AutoML Model Design¶
In these resources, you will learn about creating models within the visual ML tool. You’ll learn about automated options for quickly building prototype models, as well as how to customize them in a wide variety of ways.
To validate your knowledge of this area, register for the Plugin Development course, part of the ML Practitioner learning path, on the Dataiku Academy.
Concepts & tutorials¶
- Concept | Quick models in Dataiku
- Concept | The Design tab within the visual ML tool
- Tutorial | Create the model (ML Practitioner part 1)
- Concept | Feature handling within the visual ML tool
- Concept | Feature generation & reduction
- Concept | Algorithm and hyperparameter selection within the visual ML tool
- Tutorial | Tune the model (ML Practitioner part 3)
- Tutorial | Visual ML assertions
- Tutorial | Visual ML features
- Tutorial | Cluster models with visual ML
- Tutorial | MLlib with Dataiku
How-to | Distributed hyperparameter search¶
Optimizing ML algorithm hyperparameters is a numbers game; the more options you explore, the higher likelihood of landing on the best model. Learn how to distribute hyperparameter computations across your Kubernetes cluster.
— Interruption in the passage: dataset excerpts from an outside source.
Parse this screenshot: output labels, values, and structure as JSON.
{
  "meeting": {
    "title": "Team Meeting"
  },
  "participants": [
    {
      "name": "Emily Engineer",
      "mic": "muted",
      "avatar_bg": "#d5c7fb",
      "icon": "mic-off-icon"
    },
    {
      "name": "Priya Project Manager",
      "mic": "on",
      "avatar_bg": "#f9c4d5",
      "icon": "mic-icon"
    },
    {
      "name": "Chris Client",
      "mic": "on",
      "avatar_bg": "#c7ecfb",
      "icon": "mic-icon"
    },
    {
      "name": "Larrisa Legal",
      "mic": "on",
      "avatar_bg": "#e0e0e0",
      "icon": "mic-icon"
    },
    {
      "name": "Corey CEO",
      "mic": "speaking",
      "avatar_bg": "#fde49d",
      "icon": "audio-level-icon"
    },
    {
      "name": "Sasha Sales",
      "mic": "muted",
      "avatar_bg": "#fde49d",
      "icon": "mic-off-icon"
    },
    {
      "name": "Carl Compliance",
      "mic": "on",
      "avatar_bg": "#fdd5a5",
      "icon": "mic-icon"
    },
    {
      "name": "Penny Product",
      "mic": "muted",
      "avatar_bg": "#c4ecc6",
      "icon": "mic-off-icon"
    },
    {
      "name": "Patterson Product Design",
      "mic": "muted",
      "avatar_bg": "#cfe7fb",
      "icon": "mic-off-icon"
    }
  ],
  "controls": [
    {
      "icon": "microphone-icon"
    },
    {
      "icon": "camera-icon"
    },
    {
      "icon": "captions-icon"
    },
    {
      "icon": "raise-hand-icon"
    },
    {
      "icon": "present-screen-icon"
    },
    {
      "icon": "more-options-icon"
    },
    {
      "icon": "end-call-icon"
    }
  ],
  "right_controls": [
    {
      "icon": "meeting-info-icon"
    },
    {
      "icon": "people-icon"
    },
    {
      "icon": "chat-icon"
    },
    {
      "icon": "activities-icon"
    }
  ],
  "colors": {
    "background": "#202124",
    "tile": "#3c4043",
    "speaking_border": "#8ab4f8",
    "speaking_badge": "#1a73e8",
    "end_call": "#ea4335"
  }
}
You will need a Dataiku DSS instance set up to run with containerized execution and permission to run on that configuration.
When training the model, you need to select a containerized execution configuration on the Runtime environment panel of the Design tab.
On the Hyperparameters panel, choose to distribute the hyperparameter search and select the number of Kubernetes containers you wish to use.
When you train the model, the Results page during training displays the containers spinning up and shutting back down. It otherwise proceeds and produces output normally.
Troubleshoot | In visual ML, I get the error “All values of the target are equal” when they are not¶
This error “All values of the target are equal” means that the target column you’re choosing to predict is a constant.
If you know that there is more than one target value in your full dataset, then it’s likely that the current sample is causing the issue by returning all the same values for the target column. This could be because of the way the data is sorted since the default sampling method for the Train/Test set is to take the first N records of your dataset.
Fortunately, the sampling method is easily configured. To workaround the issue at hand, you can try using random sampling instead, which you can specify in the Train / Test Set tab within the model design in the Lab.
Note that this will take a longer time because DSS must read the entire input dataset to compute a sample, which will cache. This sample should then have several different values in the target column.
If the issue persists, then you may want to review your workflow and dataset to check if the column you chose as a target does indeed contain the values that you expect.